We care more about convenience, meeting deadlines, and a whole host of other things rather than protecting data and IT systems. When I say we, I do mean most of us, including me. It's expected that we say that we care. There are a few people out there whose actions match the words, "I care." For the rest of us, though, what we say and what we do are two different things.
At the Executive Level
At this point, given the criticality of infrastructure utility systems and the black-eye that SCADA (Supervisory Control And Data Acquisition) has had in the IT security field for a long time, you would think the utility companies would get it. However, another recent survey shows they don't. Keep in mind that this is after Stuxnet and its derivatives. It's not limited to one survey, either. Security may be spoken of as a priority, but the evidence says the opposite.
When you look at the surveys, you see that old, disproved security mechanisms still proliferate, like trying to maintain an air gap. As an industry we haven't demonstrated that we've gotten much smarter. We know more effective techniques. We know (or should know) what the best practices are. Too often best practices are being bypassed or ignored because they cause delays or they "cost too much." These reasons are trotted out, even if they are invalid. Here's where this comes back to the executive level: if the execs said securing the data/system is our top priority and then actually enforced it, would we listen? Of course we would. Can a large company do this? Microsoft, after taking some hits for their "insecure by default" configurations and applications, tightened things up greatly. It caused project time lines to be extended and delayed shipping on some releases. I think, though, we're glad Microsoft did.
Why the Executives Aren't Concerned
Target's first quarter earnings prove we don't care. Not only are consumers not concerned, neither are investors. While Target's profits have been impacted because of the cost of dealing with the data breach, folks are still shopping in the stores (at least, here in the USA). We haven't changed our spending habits or our reliance on the electronic systems that are vulnerable to compromise. Nowadays, when we have a credit card compromised, we just run through the drill. It has happened enough to most of us that we've accepted the position that it will eventually happen. When you call up a company which has a recurring charge on your card, does the person on the other end sound the least bit shocked when you say, "I need to change my payment because my card has been hacked?" Not any more.

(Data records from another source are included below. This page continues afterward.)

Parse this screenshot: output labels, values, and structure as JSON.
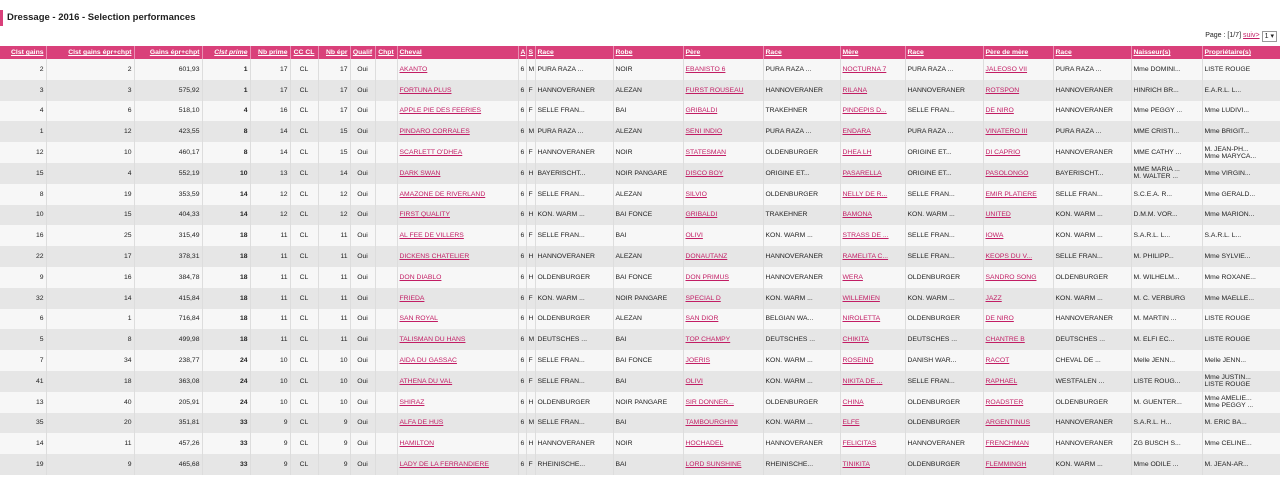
{
  "page": {
    "title": "Dressage - 2016 - Selection performances"
  },
  "pager": {
    "label": "Page : [1/7]",
    "next_label": "suiv>",
    "selected": "1"
  },
  "columns": [
    "Clst gains",
    "Clst gains épr+chpt",
    "Gains épr+chpt",
    "Clst prime",
    "Nb prime",
    "CC CL",
    "Nb épr",
    "Qualif",
    "Chpt",
    "Cheval",
    "A",
    "S",
    "Race",
    "Robe",
    "Père",
    "Race",
    "Mère",
    "Race",
    "Père de mère",
    "Race",
    "Naisseur(s)",
    "Propriétaire(s)"
  ],
  "rows": [
    {
      "clst": "2",
      "clst_ec": "2",
      "gains": "601,93",
      "clst_prime": "1",
      "nb_prime": "17",
      "cc": "CL",
      "nb_epr": "17",
      "qualif": "Oui",
      "chpt": "",
      "cheval": "AKANTO",
      "a": "6",
      "s": "M",
      "race": "PURA RAZA ...",
      "robe": "NOIR",
      "pere": "EBANISTO 6",
      "race_pere": "PURA RAZA ...",
      "mere": "NOCTURNA 7",
      "race_mere": "PURA RAZA ...",
      "pdm": "JALEOSO VII",
      "race_pdm": "PURA RAZA ...",
      "naisseur": "Mme DOMINI...",
      "proprietaire": "LISTE ROUGE"
    },
    {
      "clst": "3",
      "clst_ec": "3",
      "gains": "575,92",
      "clst_prime": "1",
      "nb_prime": "17",
      "cc": "CL",
      "nb_epr": "17",
      "qualif": "Oui",
      "chpt": "",
      "cheval": "FORTUNA PLUS",
      "a": "6",
      "s": "F",
      "race": "HANNOVERANER",
      "robe": "ALEZAN",
      "pere": "FURST ROUSEAU",
      "race_pere": "HANNOVERANER",
      "mere": "RILANA",
      "race_mere": "HANNOVERANER",
      "pdm": "ROTSPON",
      "race_pdm": "HANNOVERANER",
      "naisseur": "HINRICH BR...",
      "proprietaire": "E.A.R.L. L..."
    },
    {
      "clst": "4",
      "clst_ec": "6",
      "gains": "518,10",
      "clst_prime": "4",
      "nb_prime": "16",
      "cc": "CL",
      "nb_epr": "17",
      "qualif": "Oui",
      "chpt": "",
      "cheval": "APPLE PIE DES FEERIES",
      "a": "6",
      "s": "F",
      "race": "SELLE FRAN...",
      "robe": "BAI",
      "pere": "GRIBALDI",
      "race_pere": "TRAKEHNER",
      "mere": "PINDEPIS D...",
      "race_mere": "SELLE FRAN...",
      "pdm": "DE NIRO",
      "race_pdm": "HANNOVERANER",
      "naisseur": "Mme PEGGY ...",
      "proprietaire": "Mme LUDIVI..."
    },
    {
      "clst": "1",
      "clst_ec": "12",
      "gains": "423,55",
      "clst_prime": "8",
      "nb_prime": "14",
      "cc": "CL",
      "nb_epr": "15",
      "qualif": "Oui",
      "chpt": "",
      "cheval": "PINDARO CORRALES",
      "a": "6",
      "s": "M",
      "race": "PURA RAZA ...",
      "robe": "ALEZAN",
      "pere": "SENI INDIO",
      "race_pere": "PURA RAZA ...",
      "mere": "ENDARA",
      "race_mere": "PURA RAZA ...",
      "pdm": "VINATERO III",
      "race_pdm": "PURA RAZA ...",
      "naisseur": "MME CRISTI...",
      "proprietaire": "Mme BRIGIT..."
    },
    {
      "clst": "12",
      "clst_ec": "10",
      "gains": "460,17",
      "clst_prime": "8",
      "nb_prime": "14",
      "cc": "CL",
      "nb_epr": "15",
      "qualif": "Oui",
      "chpt": "",
      "cheval": "SCARLETT O'DHEA",
      "a": "6",
      "s": "F",
      "race": "HANNOVERANER",
      "robe": "NOIR",
      "pere": "STATESMAN",
      "race_pere": "OLDENBURGER",
      "mere": "DHEA LH",
      "race_mere": "ORIGINE ET...",
      "pdm": "DI CAPRIO",
      "race_pdm": "HANNOVERANER",
      "naisseur": "MME CATHY ...",
      "proprietaire": "M. JEAN-PH...|Mme MARYCA..."
    },
    {
      "clst": "15",
      "clst_ec": "4",
      "gains": "552,19",
      "clst_prime": "10",
      "nb_prime": "13",
      "cc": "CL",
      "nb_epr": "14",
      "qualif": "Oui",
      "chpt": "",
      "cheval": "DARK SWAN",
      "a": "6",
      "s": "H",
      "race": "BAYERISCHT...",
      "robe": "NOIR PANGARE",
      "pere": "DISCO BOY",
      "race_pere": "ORIGINE ET...",
      "mere": "PASARELLA",
      "race_mere": "ORIGINE ET...",
      "pdm": "PASOLONGO",
      "race_pdm": "BAYERISCHT...",
      "naisseur": "MME MARIA ...|M. WALTER ...",
      "proprietaire": "Mme VIRGIN..."
    },
    {
      "clst": "8",
      "clst_ec": "19",
      "gains": "353,59",
      "clst_prime": "14",
      "nb_prime": "12",
      "cc": "CL",
      "nb_epr": "12",
      "qualif": "Oui",
      "chpt": "",
      "cheval": "AMAZONE DE RIVERLAND",
      "a": "6",
      "s": "F",
      "race": "SELLE FRAN...",
      "robe": "ALEZAN",
      "pere": "SILVIO",
      "race_pere": "OLDENBURGER",
      "mere": "NELLY DE R...",
      "race_mere": "SELLE FRAN...",
      "pdm": "EMIR PLATIERE",
      "race_pdm": "SELLE FRAN...",
      "naisseur": "S.C.E.A. R...",
      "proprietaire": "Mme GERALD..."
    },
    {
      "clst": "10",
      "clst_ec": "15",
      "gains": "404,33",
      "clst_prime": "14",
      "nb_prime": "12",
      "cc": "CL",
      "nb_epr": "12",
      "qualif": "Oui",
      "chpt": "",
      "cheval": "FIRST QUALITY",
      "a": "6",
      "s": "H",
      "race": "KON. WARM ...",
      "robe": "BAI FONCE",
      "pere": "GRIBALDI",
      "race_pere": "TRAKEHNER",
      "mere": "BAMONA",
      "race_mere": "KON. WARM ...",
      "pdm": "UNITED",
      "race_pdm": "KON. WARM ...",
      "naisseur": "D.M.M. VOR...",
      "proprietaire": "Mme MARION..."
    },
    {
      "clst": "16",
      "clst_ec": "25",
      "gains": "315,49",
      "clst_prime": "18",
      "nb_prime": "11",
      "cc": "CL",
      "nb_epr": "11",
      "qualif": "Oui",
      "chpt": "",
      "cheval": "AL FEE DE VILLERS",
      "a": "6",
      "s": "F",
      "race": "SELLE FRAN...",
      "robe": "BAI",
      "pere": "OLIVI",
      "race_pere": "KON. WARM ...",
      "mere": "STRASS DE ...",
      "race_mere": "SELLE FRAN...",
      "pdm": "IOWA",
      "race_pdm": "KON. WARM ...",
      "naisseur": "S.A.R.L. L...",
      "proprietaire": "S.A.R.L. L..."
    },
    {
      "clst": "22",
      "clst_ec": "17",
      "gains": "378,31",
      "clst_prime": "18",
      "nb_prime": "11",
      "cc": "CL",
      "nb_epr": "11",
      "qualif": "Oui",
      "chpt": "",
      "cheval": "DICKENS CHATELIER",
      "a": "6",
      "s": "H",
      "race": "HANNOVERANER",
      "robe": "ALEZAN",
      "pere": "DONAUTANZ",
      "race_pere": "HANNOVERANER",
      "mere": "RAMELITA C...",
      "race_mere": "SELLE FRAN...",
      "pdm": "KEOPS DU V...",
      "race_pdm": "SELLE FRAN...",
      "naisseur": "M. PHILIPP...",
      "proprietaire": "Mme SYLVIE..."
    },
    {
      "clst": "9",
      "clst_ec": "16",
      "gains": "384,78",
      "clst_prime": "18",
      "nb_prime": "11",
      "cc": "CL",
      "nb_epr": "11",
      "qualif": "Oui",
      "chpt": "",
      "cheval": "DON DIABLO",
      "a": "6",
      "s": "H",
      "race": "OLDENBURGER",
      "robe": "BAI FONCE",
      "pere": "DON PRIMUS",
      "race_pere": "HANNOVERANER",
      "mere": "WERA",
      "race_mere": "OLDENBURGER",
      "pdm": "SANDRO SONG",
      "race_pdm": "OLDENBURGER",
      "naisseur": "M. WILHELM...",
      "proprietaire": "Mme ROXANE..."
    },
    {
      "clst": "32",
      "clst_ec": "14",
      "gains": "415,84",
      "clst_prime": "18",
      "nb_prime": "11",
      "cc": "CL",
      "nb_epr": "11",
      "qualif": "Oui",
      "chpt": "",
      "cheval": "FRIEDA",
      "a": "6",
      "s": "F",
      "race": "KON. WARM ...",
      "robe": "NOIR PANGARE",
      "pere": "SPECIAL D",
      "race_pere": "KON. WARM ...",
      "mere": "WILLEMIEN",
      "race_mere": "KON. WARM ...",
      "pdm": "JAZZ",
      "race_pdm": "KON. WARM ...",
      "naisseur": "M. C. VERBURG",
      "proprietaire": "Mme MAELLE..."
    },
    {
      "clst": "6",
      "clst_ec": "1",
      "gains": "716,84",
      "clst_prime": "18",
      "nb_prime": "11",
      "cc": "CL",
      "nb_epr": "11",
      "qualif": "Oui",
      "chpt": "",
      "cheval": "SAN ROYAL",
      "a": "6",
      "s": "H",
      "race": "OLDENBURGER",
      "robe": "ALEZAN",
      "pere": "SAN DIOR",
      "race_pere": "BELGIAN WA...",
      "mere": "NIROLETTA",
      "race_mere": "OLDENBURGER",
      "pdm": "DE NIRO",
      "race_pdm": "HANNOVERANER",
      "naisseur": "M. MARTIN ...",
      "proprietaire": "LISTE ROUGE"
    },
    {
      "clst": "5",
      "clst_ec": "8",
      "gains": "499,98",
      "clst_prime": "18",
      "nb_prime": "11",
      "cc": "CL",
      "nb_epr": "11",
      "qualif": "Oui",
      "chpt": "",
      "cheval": "TALISMAN DU HANS",
      "a": "6",
      "s": "M",
      "race": "DEUTSCHES ...",
      "robe": "BAI",
      "pere": "TOP CHAMPY",
      "race_pere": "DEUTSCHES ...",
      "mere": "CHIKITA",
      "race_mere": "DEUTSCHES ...",
      "pdm": "CHANTRE B",
      "race_pdm": "DEUTSCHES ...",
      "naisseur": "M. ELFI EC...",
      "proprietaire": "LISTE ROUGE"
    },
    {
      "clst": "7",
      "clst_ec": "34",
      "gains": "238,77",
      "clst_prime": "24",
      "nb_prime": "10",
      "cc": "CL",
      "nb_epr": "10",
      "qualif": "Oui",
      "chpt": "",
      "cheval": "AIDA DU GASSAC",
      "a": "6",
      "s": "F",
      "race": "SELLE FRAN...",
      "robe": "BAI FONCE",
      "pere": "JOERIS",
      "race_pere": "KON. WARM ...",
      "mere": "ROSEIND",
      "race_mere": "DANISH WAR...",
      "pdm": "RACOT",
      "race_pdm": "CHEVAL DE ...",
      "naisseur": "Melle JENN...",
      "proprietaire": "Melle JENN..."
    },
    {
      "clst": "41",
      "clst_ec": "18",
      "gains": "363,08",
      "clst_prime": "24",
      "nb_prime": "10",
      "cc": "CL",
      "nb_epr": "10",
      "qualif": "Oui",
      "chpt": "",
      "cheval": "ATHENA DU VAL",
      "a": "6",
      "s": "F",
      "race": "SELLE FRAN...",
      "robe": "BAI",
      "pere": "OLIVI",
      "race_pere": "KON. WARM ...",
      "mere": "NIKITA DE ...",
      "race_mere": "SELLE FRAN...",
      "pdm": "RAPHAEL",
      "race_pdm": "WESTFALEN ...",
      "naisseur": "LISTE ROUG...",
      "proprietaire": "Mme JUSTIN...|LISTE ROUGE"
    },
    {
      "clst": "13",
      "clst_ec": "40",
      "gains": "205,91",
      "clst_prime": "24",
      "nb_prime": "10",
      "cc": "CL",
      "nb_epr": "10",
      "qualif": "Oui",
      "chpt": "",
      "cheval": "SHIRAZ",
      "a": "6",
      "s": "H",
      "race": "OLDENBURGER",
      "robe": "NOIR PANGARE",
      "pere": "SIR DONNER...",
      "race_pere": "OLDENBURGER",
      "mere": "CHINA",
      "race_mere": "OLDENBURGER",
      "pdm": "ROADSTER",
      "race_pdm": "OLDENBURGER",
      "naisseur": "M. GUENTER...",
      "proprietaire": "Mme AMELIE...|Mme PEGGY ..."
    },
    {
      "clst": "35",
      "clst_ec": "20",
      "gains": "351,81",
      "clst_prime": "33",
      "nb_prime": "9",
      "cc": "CL",
      "nb_epr": "9",
      "qualif": "Oui",
      "chpt": "",
      "cheval": "ALFA DE HUS",
      "a": "6",
      "s": "M",
      "race": "SELLE FRAN...",
      "robe": "BAI",
      "pere": "TAMBOURGHINI",
      "race_pere": "KON. WARM ...",
      "mere": "ELFE",
      "race_mere": "OLDENBURGER",
      "pdm": "ARGENTINUS",
      "race_pdm": "HANNOVERANER",
      "naisseur": "S.A.R.L. H...",
      "proprietaire": "M. ERIC BA..."
    },
    {
      "clst": "14",
      "clst_ec": "11",
      "gains": "457,26",
      "clst_prime": "33",
      "nb_prime": "9",
      "cc": "CL",
      "nb_epr": "9",
      "qualif": "Oui",
      "chpt": "",
      "cheval": "HAMILTON",
      "a": "6",
      "s": "H",
      "race": "HANNOVERANER",
      "robe": "NOIR",
      "pere": "HOCHADEL",
      "race_pere": "HANNOVERANER",
      "mere": "FELICITAS",
      "race_mere": "HANNOVERANER",
      "pdm": "FRENCHMAN",
      "race_pdm": "HANNOVERANER",
      "naisseur": "ZG BUSCH S...",
      "proprietaire": "Mme CELINE..."
    },
    {
      "clst": "19",
      "clst_ec": "9",
      "gains": "465,68",
      "clst_prime": "33",
      "nb_prime": "9",
      "cc": "CL",
      "nb_epr": "9",
      "qualif": "Oui",
      "chpt": "",
      "cheval": "LADY DE LA FERRANDIERE",
      "a": "6",
      "s": "F",
      "race": "RHEINISCHE...",
      "robe": "BAI",
      "pere": "LORD SUNSHINE",
      "race_pere": "RHEINISCHE...",
      "mere": "TINIKITA",
      "race_mere": "OLDENBURGER",
      "pdm": "FLEMMINGH",
      "race_pdm": "KON. WARM ...",
      "naisseur": "Mme ODILE ...",
      "proprietaire": "M. JEAN-AR..."
    }
  ]
}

If you work in the information technology field, you have a glimpse into how bad things are. Perhaps you've not gotten to the point where you describe everything as broken, but you know that a lot of software and a lot of integration is ugly, messy, and flat-out insecure. Has this altered the way you handle financial transactions? Are you still using your credit/debit cards or have you dropped back to cash only where you can? We technologists might talk about trying to get back to cash only, but the convenience of that little rectangle of plastic is too good to pass up. This is true even though we know that despite compliance requirements, there's still too many organizations not encrypting sensitive data like credit card numbers.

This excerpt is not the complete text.